In this week’s episode staff discuss how A&E is somewhere they, as well as patients, face deeply challenging situations on a daily basis and people’s different coping mechanisms.

“The things I’ve seen during my career are things people never experience,” says emergency care nurse Simon. “You have to let your hair down and let loose once in a while.”

45-year-old Carole is brought to A&E by ambulance after suffering from chest pains and collapsing at home. Carole’s partner Ken found her and called 999. Tests reveal that Carole has had a heart attack and she’s given a blood-thinning drug and prepared for an emergency procedure to unblock an artery in her heart.

Carole talks about being put into care at the age of eleven, being abandoned by her mother and how she ended up using heroin. She and Ken knew each other in their twenties, but lost touch, only meeting again by chance recently.

Carole credits Ken with helping her turn her life around. “I wouldn’t have thought I’d be here even this long. Now I have a life and I love it, I don’t want to lose it,” she says. “I just wanted to belong somewhere which I’ve found now twenty years down the line with Ken.”

53-year-old psychiatrist Philip is rushed to St George’s following a seizure.
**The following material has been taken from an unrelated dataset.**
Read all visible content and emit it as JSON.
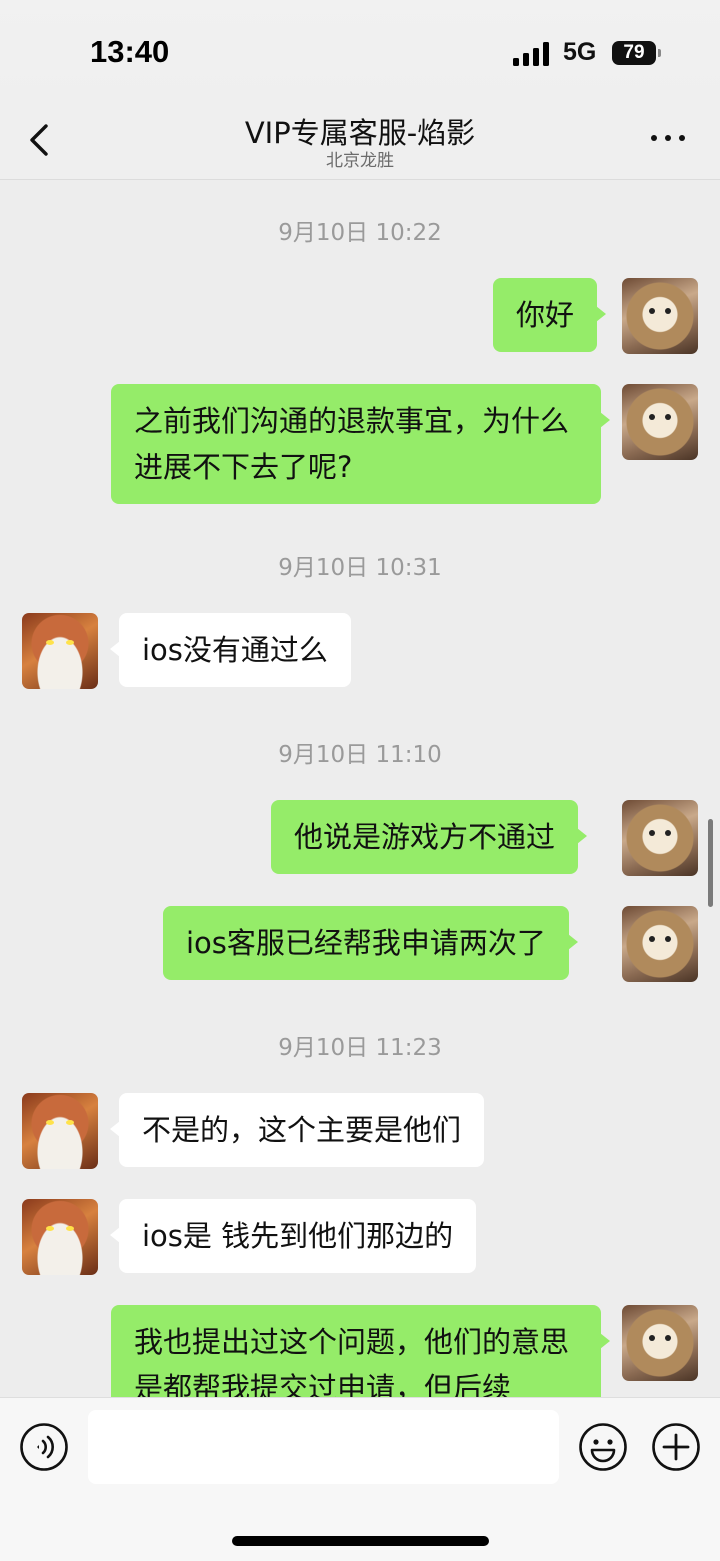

Doctors suspect that the root cause might be a stroke and Neurology registrar Chris is there to assess Philip and quickly discovers that he had been diagnosed with lung cancer several months previously.

“Philip was the sort of person you could see yourself being in his shoes,” says doctor Chris. “He did ask ‘Could it be related to the cancer?’ and there’s clearly one answer to that ‘Yes, it could be related’.”

Philip’s close friend Claudia arrives to support him and his mother Marian talks about how Philip was a quiet child, always kind and gentle. She’s proud of his work. “He may not be talkative, but he was a very good listener and I suppose that’s what you need in psychiatry,” she says. “He worked with drug dependency, with heroin and other hard drugs. He told me he treated them all as gentlemen.”

Meanwhile 25-year-old Lucy has come to A&E with her mum Tracey because of a severe headache. “It felt like somebody had put a nail in my head and was hammering it in,” she says.

Lucy suffers from a condition called Intercranial Hypertension, a pressurised build up of excess spinal fluid in her head. While doctors work to ease the pressure and formulate a long-term plan of treatment Lucy talks about her admiration for her mum, who’s always been there to support her and her siblings.